Abusive Relationships: Death by a Thousand Cuts
Updated: 21 hours ago
What happens when you are in an abusive relationship? The impact isn’t realized for many people until the damage has been done. As you will see, there are several reasons for this.
Toxic relationships exist on a spectrum, with some forms more damaging and severe than others, such as abuse. Being in a relationship where abuse is present establishes a pattern. It feels like death by a thousand cuts, namely, painful moments that take pieces of your soul and bring that pain into your life again and again.
Abusive relationships leave you with a haunting confusion and immense suffering as they invade your life. They aim to deceive you by disguising their true self to use and take advantage of you. They secretly plan their agenda to harm you and monopolize your time and energy.
An abusive relationship is characterized by a person demonstrating deception, manipulation, and control, where the other person intentionally harms another person. Abuse comes in many forms, including physical, verbal, emotional, sexual, and spiritual.
Abuse can produce a painful, crazy-making feeling in which the person being abused falsely believes they are overreacting, selfish, difficult to be with, too sensitive, ungrateful, and a failure at relationships.
When these lies are repeated often by the abuser, the victim eventually comes to believe them.
People who abuse others can be masters of adopting various disguises to hide their true nature and lure the other person into developing a relationship with them. They are highly intelligent, seeking to exploit weaknesses and vulnerabilities. At the beginning of the relationship, the abusive person can be incredibly kind and charming, but their deceptive nature slowly turns their kindness and eagerness into manipulation and control. It might feel good at first to feel important and special: someone pursues you, shows a strong interest in you and your life, and desires so much of your time. But after a while, you start to feel used, lied to, and taken advantage of.
Ultimately the relationship revolves around them, and they want you all to themselves.
The relationship is not mutual and reciprocal; it is one-sided and draining. You are doing all the work to please them and make them happy, yet they are consistently unsatisfied, and you are wounded in the process.
Deep down, you believe the lie that you are too much or not enough.
The abusive person becomes intense if you try to set boundaries, have a voice, express your needs, and make room for yourself in the relationship. They can shift blame, accuse, and criticize. Over time, you feel severely confused and hurt and become increasingly isolated; your reality alters.
One of the reasons people feel such self-doubt when they are in an abusive relationship is because an abusive person does not manifest abusive tendencies all the time. They can go for long periods without manifesting any abusive behaviors toward you. That is due mainly to the fact that they want to keep you engaged in the relationship.
At times you feel better than anyone else, and you feel lower than anyone else at other times. When they feel triggered by you pushing one of their hidden buttons, you are blindsided and shocked by their toxic behavior when it comes to the surface again. They can tend to quietly keep a record of your wrongs and wait for the opportune moment to punish you.
As I said, the abuse feels like death by a thousand cuts, painful moments that take pieces of your soul and bring that pain into your life again and again.
An abusive relationship slowly erodes your sense of self and thwarts your purpose.

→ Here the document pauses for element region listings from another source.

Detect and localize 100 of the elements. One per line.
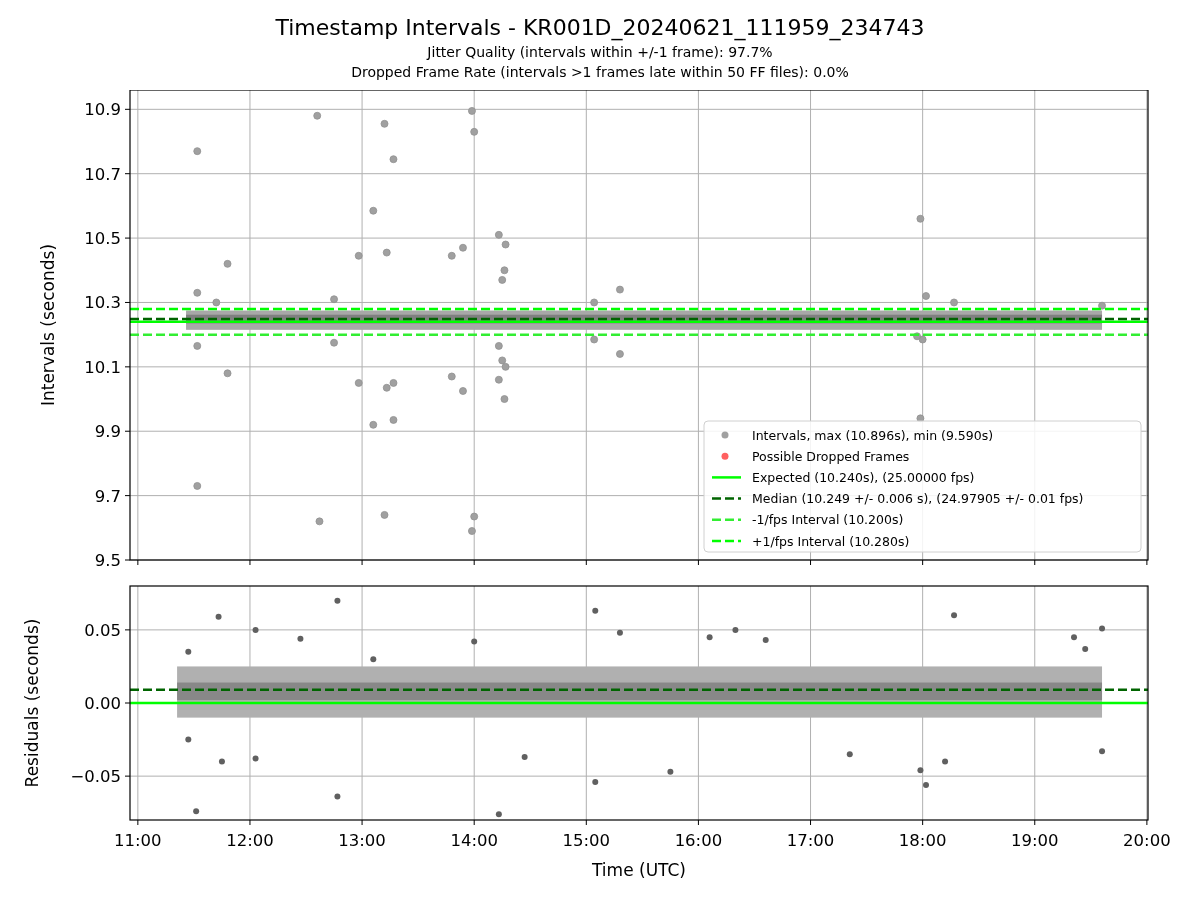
point <box>521 754 528 761</box>
y-tick-label: −0.05 <box>70 767 121 787</box>
point <box>1071 634 1077 641</box>
tick-mark <box>124 702 131 704</box>
point <box>330 338 338 347</box>
y-tick-label: 10.1 <box>84 357 121 377</box>
point <box>330 295 338 304</box>
tick-mark <box>124 430 131 432</box>
chart-title: Timestamp Intervals - KR001D_20240621_111959_234743 <box>275 14 925 42</box>
point <box>459 243 467 252</box>
point <box>846 751 853 758</box>
tick-mark <box>1034 819 1036 826</box>
y-tick-label: 10.5 <box>84 229 121 249</box>
point <box>494 342 503 350</box>
point <box>1099 748 1106 755</box>
tick-mark <box>473 819 475 826</box>
tick-mark <box>1034 559 1036 566</box>
point <box>616 629 623 636</box>
point <box>922 292 930 300</box>
point <box>212 298 221 307</box>
point <box>370 656 377 663</box>
point <box>494 375 503 384</box>
tick-mark <box>137 819 139 826</box>
tick-mark <box>124 173 131 175</box>
legend-label: Expected (10.240s), (25.00000 fps) <box>752 469 975 485</box>
point <box>223 259 232 268</box>
tick-mark <box>1146 559 1148 566</box>
point <box>193 808 200 815</box>
legend-label: +1/fps Interval (10.280s) <box>752 533 910 549</box>
x-tick-label: 18:00 <box>898 831 947 850</box>
tick-mark <box>249 819 251 826</box>
point <box>380 119 389 128</box>
point <box>918 335 927 344</box>
tick-mark <box>124 366 131 368</box>
tick-mark <box>697 819 699 826</box>
point <box>193 482 202 490</box>
y-tick-label: 9.7 <box>94 486 121 506</box>
tick-mark <box>922 819 924 826</box>
point <box>951 612 958 619</box>
point <box>917 767 924 774</box>
point <box>313 111 322 120</box>
point <box>369 206 378 215</box>
point <box>354 379 363 387</box>
y-tick-label: 9.9 <box>94 422 121 442</box>
y-tick-label: 10.3 <box>84 293 121 313</box>
point <box>471 638 478 645</box>
point <box>389 416 398 424</box>
tick-mark <box>922 559 924 566</box>
x-tick-label: 16:00 <box>674 831 723 850</box>
point <box>389 155 398 164</box>
tick-mark <box>124 629 131 631</box>
y-tick-label: 0.00 <box>84 694 121 713</box>
point <box>923 781 930 788</box>
x-tick-label: 14:00 <box>450 831 498 850</box>
point <box>706 634 713 641</box>
point <box>950 298 958 307</box>
point <box>498 276 507 284</box>
point <box>334 793 341 800</box>
x-tick-label: 12:00 <box>226 831 274 850</box>
point <box>252 626 259 633</box>
point <box>501 240 510 249</box>
tick-mark <box>810 559 812 566</box>
point <box>470 127 479 136</box>
y-axis-label: Intervals (seconds) <box>38 243 58 407</box>
y-axis-label: Residuals (seconds) <box>22 618 42 788</box>
chart-subtitle: Jitter Quality (intervals within +/-1 frame): 97.7% <box>427 43 773 62</box>
point <box>447 372 456 381</box>
tick-mark <box>585 819 587 826</box>
tick-mark <box>361 559 363 566</box>
legend-label: Possible Dropped Frames <box>752 448 910 464</box>
y-tick-label: 10.7 <box>84 164 121 184</box>
point <box>592 778 599 785</box>
tick-mark <box>124 108 131 110</box>
tick-mark <box>124 301 131 303</box>
point <box>447 251 456 260</box>
point <box>354 251 363 260</box>
point <box>252 755 259 762</box>
point <box>1098 301 1106 310</box>
point <box>185 736 192 743</box>
point <box>218 758 225 765</box>
point <box>193 288 202 297</box>
point <box>185 648 192 655</box>
point <box>468 527 476 535</box>
point <box>369 420 378 429</box>
point <box>223 369 232 378</box>
tick-mark <box>361 819 363 826</box>
tick-mark <box>1146 819 1148 826</box>
tick-mark <box>585 559 587 566</box>
point <box>459 387 467 395</box>
x-tick-label: 11:00 <box>114 831 162 850</box>
tick-mark <box>810 819 812 826</box>
point <box>382 248 391 257</box>
point <box>215 613 222 620</box>
point <box>1099 625 1106 632</box>
x-axis-label: Time (UTC) <box>592 860 686 880</box>
tick-mark <box>124 775 131 777</box>
y-tick-label: 9.5 <box>94 551 121 570</box>
point <box>389 379 398 387</box>
point <box>334 597 341 604</box>
point <box>500 266 509 275</box>
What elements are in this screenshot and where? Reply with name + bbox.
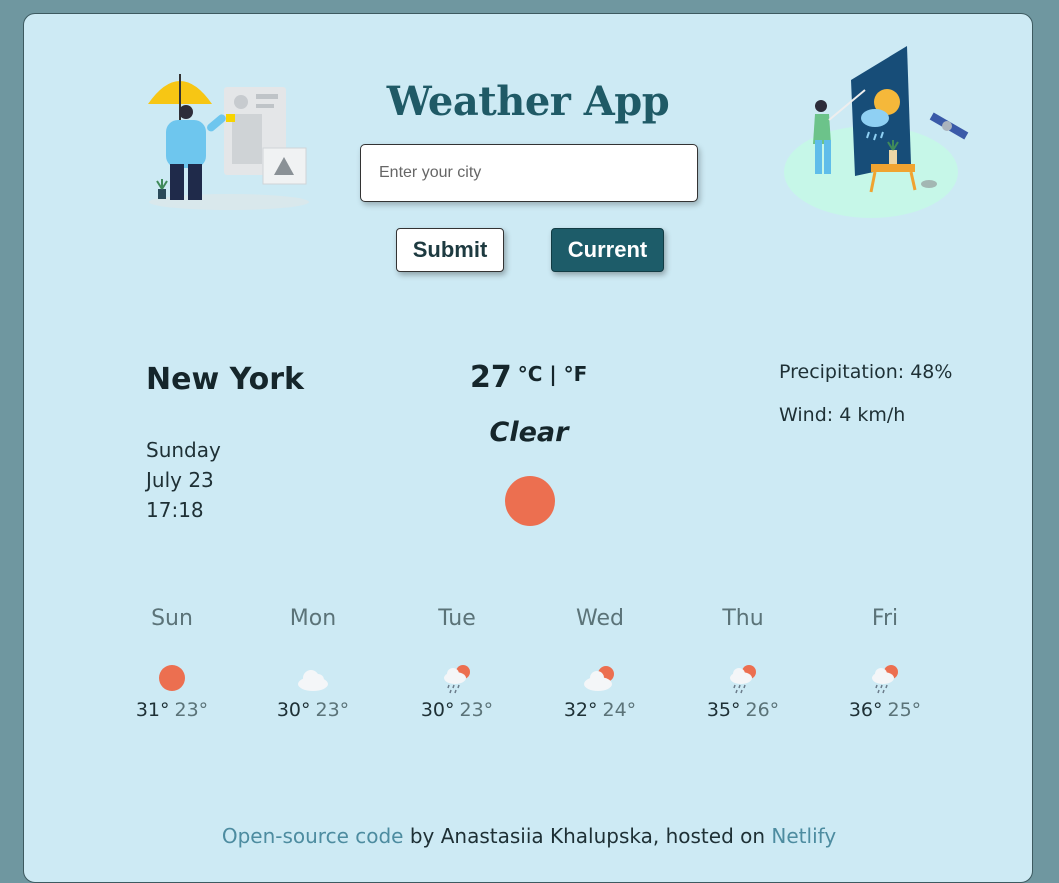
forecast-max: 30° [420,699,455,721]
forecast-day: Wed 32° 24° [540,606,660,721]
weather-board-illustration [784,46,969,218]
current-time: 17:18 [146,498,204,522]
forecast-day-name: Mon [289,606,337,631]
sun-icon [159,665,185,691]
cloud-sun-icon [584,666,614,691]
forecast-day-name: Sun [151,606,193,631]
forecast-max: 32° [563,699,598,721]
submit-button[interactable]: Submit [396,228,504,272]
forecast-max: 30° [276,699,311,721]
footer-credit: by Anastasiia Khalupska, hosted on [403,824,772,848]
forecast-min: 23° [174,699,209,721]
precipitation: Precipitation: 48% [779,361,953,383]
forecast-max: 31° [135,699,170,721]
forecast-day: Mon 30° 23° [253,606,373,721]
forecast-day-name: Thu [722,606,764,631]
rain-sun-icon [730,665,756,694]
forecast-max: 36° [848,699,883,721]
rain-sun-icon [872,665,898,694]
temperature-value: 27 [470,360,512,395]
forecast-day: Sun 31° 23° [112,606,232,721]
forecast-min: 23° [315,699,350,721]
forecast-day-name: Fri [871,606,899,631]
app-card: Weather App Submit Current New York Sund… [23,13,1033,883]
forecast-day-name: Tue [438,606,476,631]
app-title: Weather App [386,78,670,125]
unit-toggle[interactable]: °C | °F [518,362,588,386]
netlify-link[interactable]: Netlify [771,824,836,848]
forecast-min: 26° [745,699,780,721]
cloud-icon [298,670,328,691]
forecast-min: 24° [602,699,637,721]
wind: Wind: 4 km/h [779,404,906,426]
rain-sun-icon [444,665,470,694]
current-date: July 23 [146,468,214,492]
forecast-min: 23° [459,699,494,721]
city-name: New York [146,362,304,397]
forecast-day: Fri 36° 25° [825,606,945,721]
footer: Open-source code by Anastasiia Khalupska… [24,824,1034,848]
current-location-button[interactable]: Current [551,228,664,272]
source-code-link[interactable]: Open-source code [222,824,404,848]
sun-icon [505,476,555,526]
forecast-min: 25° [887,699,922,721]
current-temperature: 27 °C | °F [470,360,587,395]
forecast-day: Thu 35° 26° [683,606,803,721]
forecast-max: 35° [706,699,741,721]
forecast-day-name: Wed [576,606,624,631]
city-search-input[interactable] [360,144,698,202]
forecast-day: Tue 30° 23° [397,606,517,721]
forecast: Sun 31° 23° Mon 30° 23° Tue 30° 23° Wed … [99,606,969,746]
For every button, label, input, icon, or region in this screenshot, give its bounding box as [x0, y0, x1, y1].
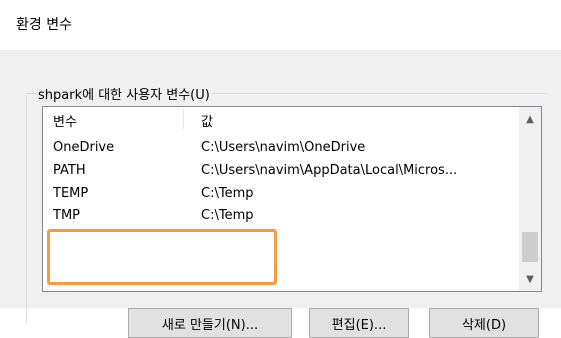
- variable-value: C:\Temp: [201, 186, 254, 201]
- scroll-thumb[interactable]: [522, 232, 538, 262]
- column-header-value[interactable]: 값: [201, 111, 213, 130]
- variable-name: TMP: [53, 208, 80, 223]
- variable-value: C:\Users\navim\AppData\Local\Micros...: [201, 163, 458, 178]
- variable-value: C:\Temp: [201, 208, 254, 223]
- list-header: 변수 값: [43, 107, 519, 133]
- variable-value: C:\Users\navim\OneDrive: [201, 140, 366, 155]
- window-title: 환경 변수: [16, 17, 72, 33]
- column-header-name[interactable]: 변수: [53, 111, 77, 130]
- variable-name: PATH: [53, 163, 86, 178]
- column-divider[interactable]: [183, 109, 184, 129]
- group-label: shpark에 대한 사용자 변수(U): [36, 84, 212, 103]
- table-row[interactable]: PATH C:\Users\navim\AppData\Local\Micros…: [43, 160, 519, 182]
- delete-button[interactable]: 삭제(D): [429, 308, 539, 338]
- variable-name: OneDrive: [53, 140, 115, 155]
- table-row[interactable]: OneDrive C:\Users\navim\OneDrive: [43, 137, 519, 159]
- chevron-down-icon[interactable]: ▼: [519, 269, 541, 289]
- title-bar: 환경 변수: [0, 0, 561, 50]
- chevron-up-icon[interactable]: ▲: [519, 109, 541, 129]
- dialog-body: shpark에 대한 사용자 변수(U) 변수 값 OneDrive C:\Us…: [0, 50, 561, 338]
- table-row[interactable]: TEMP C:\Temp: [43, 183, 519, 205]
- vertical-scrollbar[interactable]: ▲ ▼: [519, 107, 541, 291]
- highlight-box: [47, 229, 277, 285]
- new-button[interactable]: 새로 만들기(N)...: [128, 308, 292, 338]
- table-row[interactable]: TMP C:\Temp: [43, 205, 519, 227]
- variable-name: TEMP: [53, 186, 89, 201]
- edit-button[interactable]: 편집(E)...: [309, 308, 409, 338]
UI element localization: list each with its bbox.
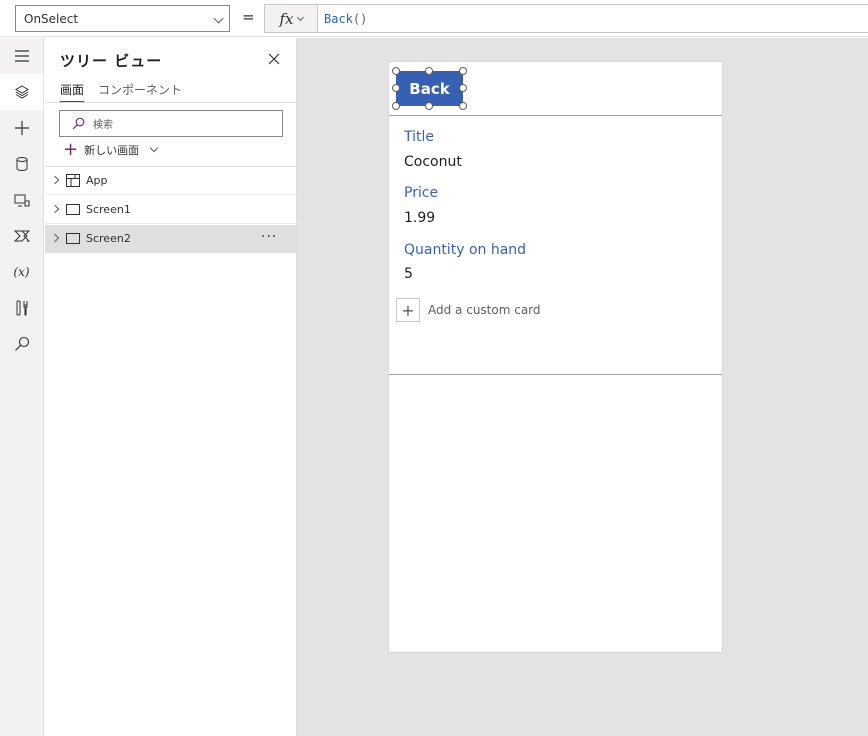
add-custom-card-button[interactable]: + Add a custom card	[396, 298, 541, 322]
power-automate-icon	[13, 230, 30, 242]
advanced-tools-button[interactable]	[0, 290, 43, 326]
chevron-right-icon[interactable]	[50, 204, 60, 214]
more-options-icon[interactable]: ···	[261, 229, 277, 245]
left-rail: (x)	[0, 38, 44, 736]
tree-node-label: App	[86, 174, 108, 187]
tree-node-screen1[interactable]: Screen1	[45, 196, 297, 224]
insert-icon	[14, 121, 29, 135]
search-input[interactable]: 検索	[59, 110, 283, 137]
field-value-quantity: 5	[404, 266, 413, 282]
tree-node-screen2[interactable]: Screen2 ···	[45, 225, 297, 253]
resize-handle[interactable]	[459, 102, 467, 110]
plus-icon: +	[63, 139, 79, 160]
formula-function: Back	[324, 11, 353, 26]
chevron-down-icon	[213, 13, 224, 24]
close-icon[interactable]	[267, 52, 281, 66]
canvas-area: Back Title Coconut Price 1.99 Quantity o…	[297, 38, 868, 736]
resize-handle[interactable]	[392, 102, 400, 110]
tree-node-label: Screen2	[86, 232, 131, 245]
tree-node-label: Screen1	[86, 203, 131, 216]
panel-title: ツリー ビュー	[60, 52, 163, 70]
resize-handle[interactable]	[459, 67, 467, 75]
app-screen[interactable]: Back Title Coconut Price 1.99 Quantity o…	[388, 61, 723, 653]
insert-button[interactable]	[0, 110, 43, 146]
search-placeholder: 検索	[93, 120, 113, 131]
equals-sign: =	[242, 8, 255, 26]
advanced-tools-icon	[16, 300, 27, 316]
media-icon	[14, 194, 29, 207]
tree-node-app[interactable]: App	[45, 167, 297, 195]
data-icon	[16, 157, 27, 172]
field-label-title: Title	[404, 129, 435, 145]
tree-view-button[interactable]	[0, 74, 43, 110]
menu-icon	[14, 50, 29, 62]
fx-icon: fx	[279, 9, 294, 28]
field-value-price: 1.99	[404, 210, 436, 226]
new-screen-label: 新しい画面	[84, 144, 140, 157]
field-label-price: Price	[404, 185, 439, 201]
resize-handle[interactable]	[425, 102, 433, 110]
plus-icon: +	[396, 298, 420, 322]
chevron-right-icon[interactable]	[50, 233, 60, 243]
chevron-right-icon[interactable]	[50, 175, 60, 185]
menu-button[interactable]	[0, 38, 43, 74]
back-button[interactable]: Back	[396, 71, 463, 106]
tab-screens[interactable]: 画面	[60, 81, 85, 103]
variables-icon: (x)	[13, 265, 30, 279]
field-value-title: Coconut	[404, 154, 462, 170]
app-icon	[66, 174, 80, 187]
field-label-quantity: Quantity on hand	[404, 242, 527, 258]
fx-button[interactable]: fx	[264, 4, 318, 33]
resize-handle[interactable]	[425, 67, 433, 75]
formula-bar: OnSelect = fx Back()	[0, 0, 868, 37]
search-icon	[14, 336, 29, 351]
tree-view-icon	[14, 85, 29, 99]
power-automate-button[interactable]	[0, 218, 43, 254]
chevron-down-icon	[149, 143, 159, 153]
property-dropdown-value: OnSelect	[24, 11, 79, 26]
add-custom-card-label: Add a custom card	[428, 303, 541, 317]
resize-handle[interactable]	[392, 84, 400, 92]
tab-components[interactable]: コンポーネント	[98, 81, 182, 103]
screen-icon	[66, 233, 80, 244]
property-dropdown[interactable]: OnSelect	[15, 5, 230, 32]
display-form[interactable]: Title Coconut Price 1.99 Quantity on han…	[389, 115, 722, 375]
divider	[45, 102, 297, 103]
tab-bar: 画面 コンポーネント	[60, 81, 182, 103]
media-button[interactable]	[0, 182, 43, 218]
screen-icon	[66, 204, 80, 215]
chevron-down-icon	[296, 13, 304, 21]
formula-parens: ()	[352, 11, 368, 26]
variables-button[interactable]: (x)	[0, 254, 43, 290]
search-button[interactable]	[0, 326, 43, 362]
new-screen-button[interactable]: + 新しい画面	[63, 139, 159, 160]
tree-view-panel: ツリー ビュー 画面 コンポーネント 検索 + 新しい画面 App Screen…	[45, 38, 297, 736]
search-icon	[72, 117, 85, 130]
resize-handle[interactable]	[392, 67, 400, 75]
formula-input[interactable]: Back()	[318, 4, 868, 33]
resize-handle[interactable]	[459, 84, 467, 92]
data-button[interactable]	[0, 146, 43, 182]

As a counselor, I have worked with many individuals and couples where abuse is present in the relationship. At times, abusers are unlikely to seek counseling because they may not want to believe that anything is wrong with them. If they seek counseling, following through with counseling is also difficult for these individuals because they can become defensive and question the counsel they are given by therapists who want to help.
I have found that these individuals become extremely upset and disappointed when they are not given the answers or the solutions they seek, or the special treatment they deeply believe they deserve. For this reason, it has been my experience that they tend to jump from counselor to counselor, hoping the next advice from a counselor will align with their behavior.
Based on my clinical experience, when they seek counseling, it is more often for other symptoms such as substance abuse, infidelity, a work crisis, depression, or anxiety. The problem occurs in the relationship when the person is unwilling to be accountable for their abusive behavior and do the necessary work to change their actions.
To repair such a relationship, it is essential that a person in an abusive relationship breaks the silence of their suffering and seeks help. The abusive person must be equally willing to pursue help and do the work necessary to overcome their toxic behavior patterns, so they do not continue to hurt their spouse or friend.